By Howard Mandel for The Wire Issue #121 (Mar 94):
On the streets and in the subways of New York, the spirit of black free jazz lives on in the music of a few true believers – musicians like Charles Gayle; homeless, neglected but still burning with the passion to be free. By Howard Mandel.Read the rest about the great Buffalo-bred saxophonist here.
“Let’s do the interview at your place,” suggests Charles Gayle, reigning king of New York City’s black free jazz players. “Because the heat at my place is not really happening.” The January weather has been severe in NYC and Gayle, aged 54 but still tall, lean and muscular, lives as he has for four years in an unrenovated East Village squat.
It seems that free jazz in New York is nearly homeless, certainly at the culture’s farthest fringe. Though physically vigorous, the nominally non-commercial, sometimes politically engaged, sometimes rhetorically self-righteous, sometimes fatally self-absorbed music that erupted from Albert Ayler, John Coltrane, Ornette Coleman, Cecil Taylor, Sun Ra and their many associates three decades ago has just a few devotees who earn about as much money and respect as street people. Nonetheless, tenor saxophonists such as Gayle, David S Ware and Zane Massey, pianist Matt Shipp, bassist William Parker, drummer William Hooker, and a score or two of others persevere.

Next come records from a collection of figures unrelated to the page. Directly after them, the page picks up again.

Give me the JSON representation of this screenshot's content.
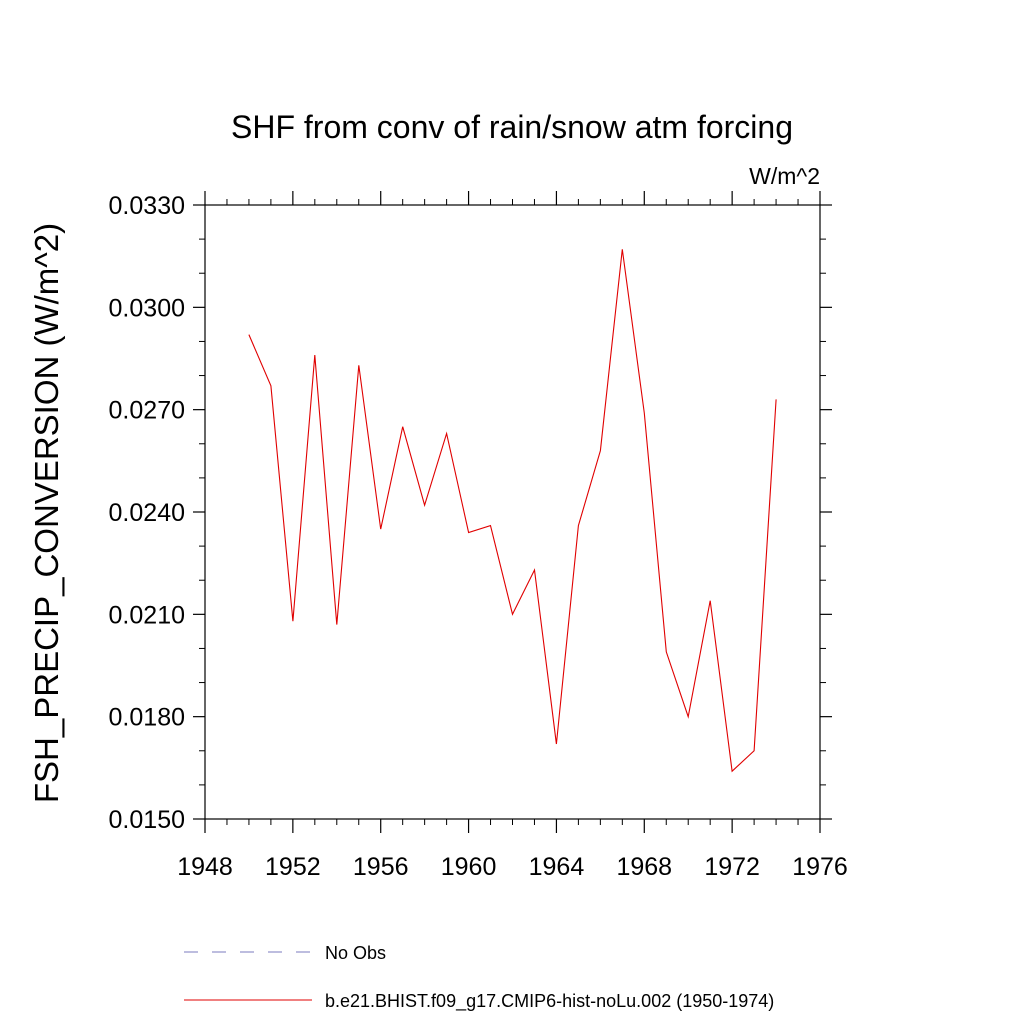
{
  "chart_data": {
    "type": "line",
    "title": "SHF from conv of rain/snow atm forcing",
    "units_label": "W/m^2",
    "ylabel": "FSH_PRECIP_CONVERSION  (W/m^2)",
    "xlabel": "",
    "xlim": [
      1948,
      1976
    ],
    "ylim": [
      0.015,
      0.033
    ],
    "x_ticks": [
      "1948",
      "1952",
      "1956",
      "1960",
      "1964",
      "1968",
      "1972",
      "1976"
    ],
    "y_ticks": [
      "0.0150",
      "0.0180",
      "0.0210",
      "0.0240",
      "0.0270",
      "0.0300",
      "0.0330"
    ],
    "grid": false,
    "series": [
      {
        "name": "b.e21.BHIST.f09_g17.CMIP6-hist-noLu.002 (1950-1974)",
        "color": "#e00000",
        "x": [
          1950,
          1951,
          1952,
          1953,
          1954,
          1955,
          1956,
          1957,
          1958,
          1959,
          1960,
          1961,
          1962,
          1963,
          1964,
          1965,
          1966,
          1967,
          1968,
          1969,
          1970,
          1971,
          1972,
          1973,
          1974
        ],
        "values": [
          0.0292,
          0.0277,
          0.0208,
          0.0286,
          0.0207,
          0.0283,
          0.0235,
          0.0265,
          0.0242,
          0.0263,
          0.0234,
          0.0236,
          0.021,
          0.0223,
          0.0172,
          0.0236,
          0.0258,
          0.0317,
          0.0269,
          0.0199,
          0.018,
          0.0214,
          0.0164,
          0.017,
          0.0273
        ]
      }
    ],
    "legend": [
      {
        "label": "No Obs",
        "style": "dashed",
        "color": "#7b7bbf"
      },
      {
        "label": "b.e21.BHIST.f09_g17.CMIP6-hist-noLu.002 (1950-1974)",
        "style": "solid",
        "color": "#e00000"
      }
    ],
    "legend_position": "bottom"
  }
}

Free jazz is shunned and/or scorned by music mags, record labels, the latest wave of so-called mainstream players, influential critics, academics and presenting institutions. It is characteristically loud, dissonant, anarchic and confrontational, though free jazz players claim, as they always have, spiritual catharsis if not transcendence as their aim. The style’s superficial chaos, its apparent lack of differentiation, resembles, more than anything, the helter-skelter interactions of urban life. Well, what grows in the City takes on protective colouration. Most New Yorkers probably see and hear no more in free jazz than they do in weeds.